Visitors to the historic Bauvais-Amoureux House in Ste. Genevieve National Historical Park usually marvel over its unique French colonial architecture – it is one of only five surviving poteaux-en-terre (meaning post-in-ground) houses in North America. But while the 1792 structure is truly unique, even more fascinating is the story of one of its owners, Madame Pélagie Amoureux.
Pélagie was an African American woman born in 1805 and enslaved by the Bauvais-Vitale family. She married Benjamin Amoureux, a white man, in 1830. Interracial marriage was not legal in Missouri at the time, so they traveled to Illinois to marry before returning to Ste. Genevieve. Their first son, Felix, was born in 1831 and was also enslaved by the Bauvais-Vitale family until he and his mother were freed in 1832. Pélagie and Benjamin were not allowed to live in the same house even while married, so Benjamin purchased a house for Pélagie from the family of Jean Baptiste Bauvais in the 1850’s, which they then renamed the Amoureux house.
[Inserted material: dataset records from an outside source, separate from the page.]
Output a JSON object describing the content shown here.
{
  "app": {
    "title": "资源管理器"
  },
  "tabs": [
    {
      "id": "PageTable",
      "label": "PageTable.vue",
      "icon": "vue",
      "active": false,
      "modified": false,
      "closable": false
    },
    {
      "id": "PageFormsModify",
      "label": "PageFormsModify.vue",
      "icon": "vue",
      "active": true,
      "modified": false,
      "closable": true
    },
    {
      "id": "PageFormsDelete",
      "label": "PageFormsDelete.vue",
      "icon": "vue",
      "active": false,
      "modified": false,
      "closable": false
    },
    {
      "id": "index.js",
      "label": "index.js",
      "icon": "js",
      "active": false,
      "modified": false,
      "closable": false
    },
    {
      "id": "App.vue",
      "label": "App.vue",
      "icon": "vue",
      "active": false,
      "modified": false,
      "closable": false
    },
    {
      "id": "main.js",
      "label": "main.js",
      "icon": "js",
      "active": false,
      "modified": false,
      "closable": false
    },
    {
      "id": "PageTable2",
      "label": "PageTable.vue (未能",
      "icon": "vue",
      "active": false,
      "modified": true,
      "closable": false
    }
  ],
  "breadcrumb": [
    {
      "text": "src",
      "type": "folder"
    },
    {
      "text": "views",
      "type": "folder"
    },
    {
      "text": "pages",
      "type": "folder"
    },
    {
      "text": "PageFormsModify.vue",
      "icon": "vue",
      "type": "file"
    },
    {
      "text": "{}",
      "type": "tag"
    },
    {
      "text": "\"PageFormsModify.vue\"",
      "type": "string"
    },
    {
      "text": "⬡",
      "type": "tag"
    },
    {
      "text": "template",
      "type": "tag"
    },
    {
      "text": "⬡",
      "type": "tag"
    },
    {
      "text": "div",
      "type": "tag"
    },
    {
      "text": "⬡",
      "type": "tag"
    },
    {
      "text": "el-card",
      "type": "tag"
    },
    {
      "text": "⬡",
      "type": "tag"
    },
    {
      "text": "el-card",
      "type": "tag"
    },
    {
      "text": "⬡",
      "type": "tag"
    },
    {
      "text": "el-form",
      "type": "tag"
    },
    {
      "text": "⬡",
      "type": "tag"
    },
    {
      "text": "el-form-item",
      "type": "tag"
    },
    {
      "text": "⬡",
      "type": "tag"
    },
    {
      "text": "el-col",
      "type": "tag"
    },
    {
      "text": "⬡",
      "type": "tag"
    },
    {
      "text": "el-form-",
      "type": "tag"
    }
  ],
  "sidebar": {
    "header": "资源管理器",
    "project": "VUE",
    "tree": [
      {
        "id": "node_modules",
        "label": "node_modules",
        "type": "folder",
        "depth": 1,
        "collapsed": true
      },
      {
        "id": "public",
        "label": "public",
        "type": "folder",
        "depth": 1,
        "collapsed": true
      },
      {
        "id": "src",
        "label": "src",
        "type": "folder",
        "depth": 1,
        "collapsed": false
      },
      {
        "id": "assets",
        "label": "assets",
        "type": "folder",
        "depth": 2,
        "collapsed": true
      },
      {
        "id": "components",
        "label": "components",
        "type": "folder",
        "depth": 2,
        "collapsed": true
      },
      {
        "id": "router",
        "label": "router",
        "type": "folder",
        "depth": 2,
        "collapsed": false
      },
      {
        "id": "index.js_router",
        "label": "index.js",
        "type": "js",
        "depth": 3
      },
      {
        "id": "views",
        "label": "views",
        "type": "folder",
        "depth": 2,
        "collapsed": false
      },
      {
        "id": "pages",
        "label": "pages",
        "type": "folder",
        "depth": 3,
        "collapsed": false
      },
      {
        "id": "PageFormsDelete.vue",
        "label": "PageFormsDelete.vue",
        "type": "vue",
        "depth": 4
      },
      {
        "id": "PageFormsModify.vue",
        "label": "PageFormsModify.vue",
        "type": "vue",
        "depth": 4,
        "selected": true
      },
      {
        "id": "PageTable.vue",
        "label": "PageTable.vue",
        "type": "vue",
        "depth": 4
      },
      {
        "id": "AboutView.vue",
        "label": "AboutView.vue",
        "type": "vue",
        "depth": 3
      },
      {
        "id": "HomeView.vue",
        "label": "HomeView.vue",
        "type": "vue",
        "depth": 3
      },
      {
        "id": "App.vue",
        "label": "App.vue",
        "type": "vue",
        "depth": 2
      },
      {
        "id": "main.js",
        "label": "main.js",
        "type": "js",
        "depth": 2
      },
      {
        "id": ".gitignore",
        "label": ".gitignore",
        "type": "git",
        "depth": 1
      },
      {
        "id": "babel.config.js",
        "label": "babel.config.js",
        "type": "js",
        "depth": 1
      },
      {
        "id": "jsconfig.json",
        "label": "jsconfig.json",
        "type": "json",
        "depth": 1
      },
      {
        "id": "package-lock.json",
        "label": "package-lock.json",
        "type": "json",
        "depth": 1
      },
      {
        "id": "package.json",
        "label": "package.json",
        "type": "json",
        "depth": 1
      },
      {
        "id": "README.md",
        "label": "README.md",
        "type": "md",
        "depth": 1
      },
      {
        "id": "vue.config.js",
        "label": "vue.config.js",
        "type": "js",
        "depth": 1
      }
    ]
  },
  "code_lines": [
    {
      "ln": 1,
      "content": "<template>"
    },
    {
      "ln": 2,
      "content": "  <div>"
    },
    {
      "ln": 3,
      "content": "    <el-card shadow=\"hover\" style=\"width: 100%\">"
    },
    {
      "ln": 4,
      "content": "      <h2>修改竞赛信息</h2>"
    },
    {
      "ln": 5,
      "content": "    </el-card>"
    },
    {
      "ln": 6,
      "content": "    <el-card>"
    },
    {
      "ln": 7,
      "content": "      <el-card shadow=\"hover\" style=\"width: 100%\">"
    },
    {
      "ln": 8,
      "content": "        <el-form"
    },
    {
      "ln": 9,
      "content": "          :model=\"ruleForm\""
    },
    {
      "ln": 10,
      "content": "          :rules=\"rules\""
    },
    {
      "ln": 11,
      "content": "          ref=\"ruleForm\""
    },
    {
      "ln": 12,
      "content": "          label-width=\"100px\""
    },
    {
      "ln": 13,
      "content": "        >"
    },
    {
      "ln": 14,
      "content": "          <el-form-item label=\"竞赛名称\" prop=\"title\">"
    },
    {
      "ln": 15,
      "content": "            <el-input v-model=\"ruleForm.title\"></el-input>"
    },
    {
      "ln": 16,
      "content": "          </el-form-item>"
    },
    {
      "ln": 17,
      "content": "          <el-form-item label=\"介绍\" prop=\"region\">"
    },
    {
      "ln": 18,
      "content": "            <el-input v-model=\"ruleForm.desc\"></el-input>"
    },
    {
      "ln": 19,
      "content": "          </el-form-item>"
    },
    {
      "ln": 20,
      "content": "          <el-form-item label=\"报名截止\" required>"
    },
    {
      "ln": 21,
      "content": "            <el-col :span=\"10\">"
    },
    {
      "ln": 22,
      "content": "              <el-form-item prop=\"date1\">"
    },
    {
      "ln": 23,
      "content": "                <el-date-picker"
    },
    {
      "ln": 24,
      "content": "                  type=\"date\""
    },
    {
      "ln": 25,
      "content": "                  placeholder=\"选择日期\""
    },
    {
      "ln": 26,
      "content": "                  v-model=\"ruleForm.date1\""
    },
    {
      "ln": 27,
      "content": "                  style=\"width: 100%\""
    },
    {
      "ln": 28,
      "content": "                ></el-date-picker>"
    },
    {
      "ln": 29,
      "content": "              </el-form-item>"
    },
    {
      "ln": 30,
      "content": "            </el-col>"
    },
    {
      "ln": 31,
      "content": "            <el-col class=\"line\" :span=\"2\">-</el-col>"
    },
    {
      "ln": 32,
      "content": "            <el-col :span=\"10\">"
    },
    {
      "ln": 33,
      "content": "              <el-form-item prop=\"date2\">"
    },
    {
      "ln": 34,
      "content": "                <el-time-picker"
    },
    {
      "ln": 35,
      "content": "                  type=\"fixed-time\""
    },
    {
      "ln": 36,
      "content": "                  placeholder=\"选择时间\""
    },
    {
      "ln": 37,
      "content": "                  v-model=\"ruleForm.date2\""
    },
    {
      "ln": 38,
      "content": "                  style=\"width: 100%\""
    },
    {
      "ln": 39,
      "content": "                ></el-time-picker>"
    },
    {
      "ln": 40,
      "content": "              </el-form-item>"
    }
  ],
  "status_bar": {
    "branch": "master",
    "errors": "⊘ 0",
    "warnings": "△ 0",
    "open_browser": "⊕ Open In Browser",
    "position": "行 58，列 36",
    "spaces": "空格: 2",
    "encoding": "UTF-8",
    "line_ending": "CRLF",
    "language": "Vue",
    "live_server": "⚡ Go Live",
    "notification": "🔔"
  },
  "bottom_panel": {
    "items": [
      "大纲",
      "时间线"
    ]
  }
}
The couple had five children over the course of their marriage and were finally allowed to live together as a family in the Amoureux house in the 1860’s.
Over the course of her life, Pélagie was not afraid to stand up for herself, despite being both African American and a woman. On three separate occasions, she sued people who threatened or harmed her. While the courts did not side with her in any of the cases, she still did what she could to stand up for her rights. Pélagie died in 1890. Her children and their descendants continued to live in the Amoureux house until 1963. After changing owners a handful of times, the Bauvais-Amoureux house was donated to the National Park Service in 2019 as the first official property of Ste. Genevieve National Historical Park.
The park staff is committed to bringing to light the story of Pelagie and other overlooked figures from the town’s history. We encourage you to take a ranger-led tour of the Bauvais-Amoureux when you visit the park.